Jammed up on Twitter
There’s a lot we don’t know about social media. There’s even less we know about social media and its potential applications for law enforcement. But what we do know is that people love to hear about alleged bad guys beating up, stabbing or shooting other bad guys.
People love that particular rubber-necking activity so much that the Baltimore Police Department has reversed course on plans not to use the agency’s Twitter page to notify the public about shooting incidents after an outcry over the fact that “criminal-on-criminal” violence wouldn’t always be disseminated by the agency through Twitter.
According to a recent article in The Baltimore Sun, for the past five years Baltimore police have tweeted out prompt notifications of confirmed shootings and homicides across the city. The Baltimore PD has nearly 40,000 Twitter followers who have enjoyed getting their crime alerts in real time.
Baltimore has seen a rise in nonfatal shootings of 19 percent this year. When the agency’s Twitter page went silent during a weekend when four more people were shot and wounded in separate incidents people noticed and complained immediately.
The folks who subscribe to a police department’s Twitter feed generally do so to get gory details and scary mug shots. Instead of that stuff, subscribers only got photos from a community event in Northwest Baltimore.
Jack Papp, the department’s chief spokesman, said the social media policy has been revised so the agency doesn’t give out bad information.
“Details can change, so rather than tweet something out, we clarify and then send out to the media,” he said.

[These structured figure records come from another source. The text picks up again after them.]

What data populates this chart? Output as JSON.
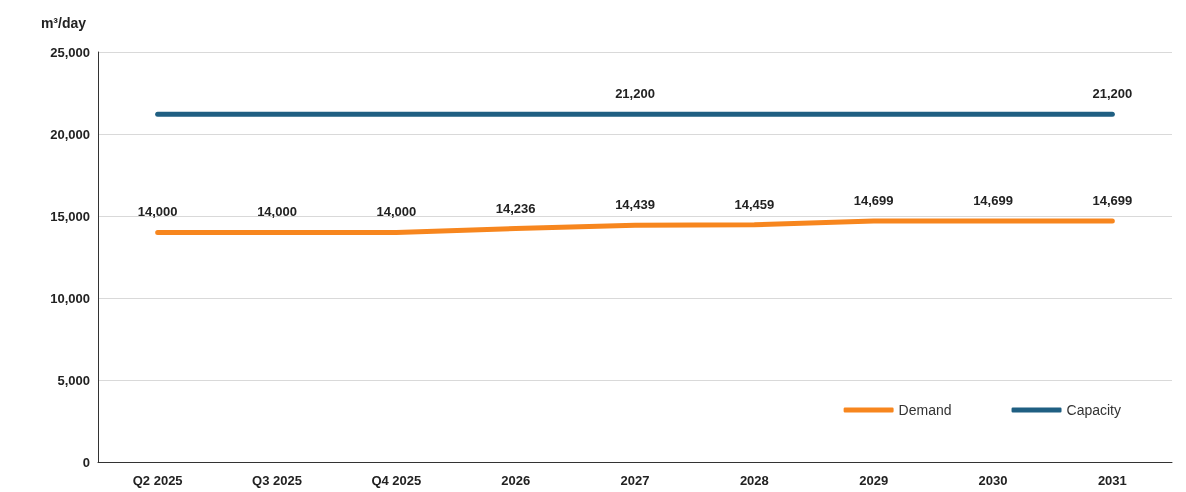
{
  "chart_data": {
    "type": "line",
    "ylabel": "m³/day",
    "categories": [
      "Q2 2025",
      "Q3 2025",
      "Q4 2025",
      "2026",
      "2027",
      "2028",
      "2029",
      "2030",
      "2031"
    ],
    "series": [
      {
        "name": "Demand",
        "color": "#f7861e",
        "values": [
          14000,
          14000,
          14000,
          14236,
          14439,
          14459,
          14699,
          14699,
          14699
        ],
        "value_labels": [
          "14,000",
          "14,000",
          "14,000",
          "14,236",
          "14,439",
          "14,459",
          "14,699",
          "14,699",
          "14,699"
        ]
      },
      {
        "name": "Capacity",
        "color": "#1f5f82",
        "values": [
          21200,
          21200,
          21200,
          21200,
          21200,
          21200,
          21200,
          21200,
          21200
        ],
        "value_labels": [
          null,
          null,
          null,
          null,
          "21,200",
          null,
          null,
          null,
          "21,200"
        ]
      }
    ],
    "ylim": [
      0,
      25000
    ],
    "yticks": [
      {
        "value": 0,
        "label": "0"
      },
      {
        "value": 5000,
        "label": "5,000"
      },
      {
        "value": 10000,
        "label": "10,000"
      },
      {
        "value": 15000,
        "label": "15,000"
      },
      {
        "value": 20000,
        "label": "20,000"
      },
      {
        "value": 25000,
        "label": "25,000"
      }
    ],
    "grid": "y",
    "legend": "bottom right",
    "marker": "none",
    "line_style": "solid"
  }
}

In a follow-up email, Papp told Baltimore Sun Reporters that “the department is not going to tweet out every time a drug dealer shoots another criminal in the leg for nonpayment, i.e. criminal-on-criminal crime that we know,” he said. “We will still tweet out instances where nonfatal shootings involve citizens, public safety issues, etc. in real time, as well as homicides.”
And it’s not just “social media” reality-crime fans who are upset about the change
City Councilman Brandon Scott, the vice chairman of the council’s public safety committee, said he was disappointed by Papp’s comment about pulling back on disclosing “criminal-on-criminal” incidents, calling it “inappropriate and unacceptable.”
“We cannot go around valuing one life over another,” Scott said. “The simple fact of the matter is, the department and the city of Baltimore have made far too much progress in transparency to take a step back. We should be doing more with social media, not less.”
And here’s where social media turns into a massive headache for law enforcement leaders – everyone has an opinion. Why else would they be on Twitter?
“If their purpose is to provide information, I think it’s a bad idea to limit that — it’s already pretty limited as it is,” one critic wrote.
The outcry was apparently enough to make the brass reverse course.
“We saw a lot of concerns from the community, and we listened to the community, and we said, ‘We won’t change it,’ ” Papp said.